Newswire service Business Wire said Tuesday that it has been under a sustained Distributed Denial of Service (DDoS) attack for almost a week.
The company said that since last Wednesday, January 31, the attack has been attempting to render the newswire service portal unavailable.
As a frequent user of Business Wire services, SecurityWeek can confirm that the web-based service has been often unresponsive or seen performance being extremely degraded in recent days.
In a customer advisory, Richard DeLeo, Chief Operating Officer at Business Wire, said there is no evidence that any systems or client information have been compromised.
DeLeo said the company is working closely with unnamed partners to mitigate and resolve the attacks and stabilize the environment, but did not share any details, other than calling it a “directed and persistent” attack.
A traceroute shows that the company utilizes Akamai as a content delivery network to handle web requests to www.businesswire.com.
In August 2015, Berkshire Hathaway-owned Business Wire was victim of a cyberattack that allowed malicious actors to gain unauthorized access to non-public, market-moving information stored on its news distribution platform. Soon after, the Securities and Exchange Commission (SEC) announced that a cybercriminal group allegedly hacked into multiple newswire services to steal non-public information about corporate earnings announcements that were used to make financial trades that generated more than $100 million in illegal profits.

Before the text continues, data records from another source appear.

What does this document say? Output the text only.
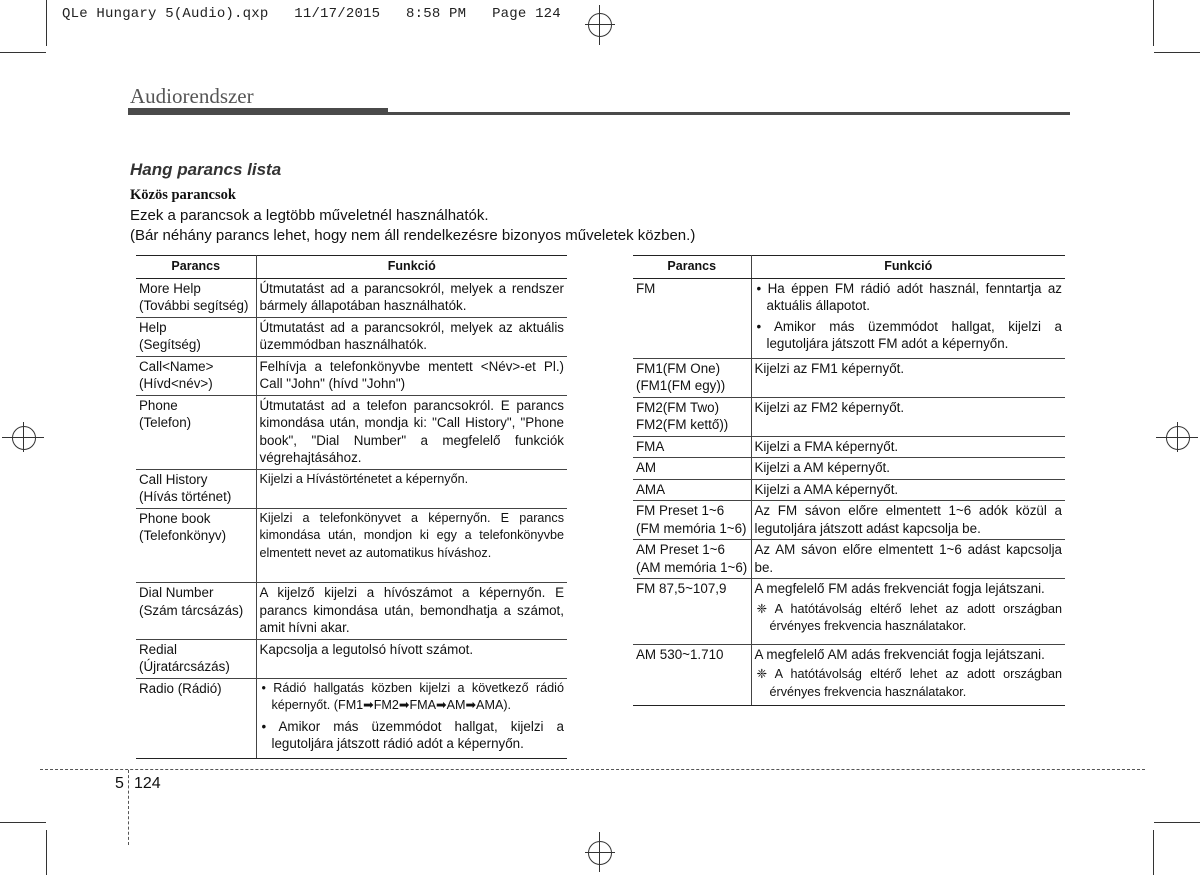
QLe Hungary 5(Audio).qxp   11/17/2015   8:58 PM   Page 124
Audiorendszer
Hang parancs lista
Közös parancsok
Ezek a parancsok a legtöbb műveletnél használhatók.
(Bár néhány parancs lehet, hogy nem áll rendelkezésre bizonyos műveletek közben.)
Parancs	Funkció

More Help
(További segítség)	Útmutatást ad a parancsokról, melyek a rendszer bármely állapotában használhatók.

Help
(Segítség)	Útmutatást ad a parancsokról, melyek az aktuális üzemmódban használhatók.

Call<Name>
(Hívd<név>)	Felhívja a telefonkönyvbe mentett <Név>-et Pl.) Call "John" (hívd "John")

Phone
(Telefon)	Útmutatást ad a telefon parancsokról. E parancs kimondása után, mondja ki: "Call History", "Phone book", "Dial Number" a megfelelő funkciók végrehajtásához.

Call History
(Hívás történet)	Kijelzi a Hívástörténetet a képernyőn.

Phone book
(Telefonkönyv)	Kijelzi a telefonkönyvet a képernyőn. E parancs kimondása után, mondjon ki egy a telefonkönyvbe elmentett nevet az automatikus híváshoz.

Dial Number
(Szám tárcsázás)	A kijelző kijelzi a hívószámot a képernyőn. E parancs kimondása után, bemondhatja a számot, amit hívni akar.

Redial
(Újratárcsázás)	Kapcsolja a legutolsó hívott számot.

Radio (Rádió)	• Rádió hallgatás közben kijelzi a következő rádió képernyőt. (FM1➡FM2➡FMA➡AM➡AMA).
• Amikor más üzemmódot hallgat, kijelzi a legutoljára játszott rádió adót a képernyőn.
Parancs	Funkció

FM	• Ha éppen FM rádió adót használ, fenntartja az aktuális állapotot.
• Amikor más üzemmódot hallgat, kijelzi a legutoljára játszott FM adót a képernyőn.

FM1(FM One)
(FM1(FM egy))	Kijelzi az FM1 képernyőt.

FM2(FM Two)
FM2(FM kettő))	Kijelzi az FM2 képernyőt.

FMA	Kijelzi a FMA képernyőt.

AM	Kijelzi a AM képernyőt.

AMA	Kijelzi a AMA képernyőt.

FM Preset 1~6
(FM memória 1~6)	Az FM sávon előre elmentett 1~6 adók közül a legutoljára játszott adást kapcsolja be.

AM Preset 1~6
(AM memória 1~6)	Az AM sávon előre elmentett 1~6 adást kapcsolja be.

FM 87,5~107,9	A megfelelő FM adás frekvenciát fogja lejátszani.
❈ A hatótávolság eltérő lehet az adott országban érvényes frekvencia használatakor.

AM 530~1.710	A megfelelő AM adás frekvenciát fogja lejátszani.
❈ A hatótávolság eltérő lehet az adott országban érvényes frekvencia használatakor.
5 124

According to Arbor Networks’ 13th Annual Worldwide Infrastructure Security Report (WISR), 57% of enterprise, government and education (EGE) respondents and 45% of data center operators had their network resources depleted due to DDoS attacks in 2017. Arbor observed 7.5 million DDoS attacks in 2017.
Arbor also found that attack durations surged in 2017, with 29% of service providers saying they experienced attacks of over 12 hours. 45% of respondents said they experienced more than 21 attacks per month, while 17% were hit more than 500 times per month.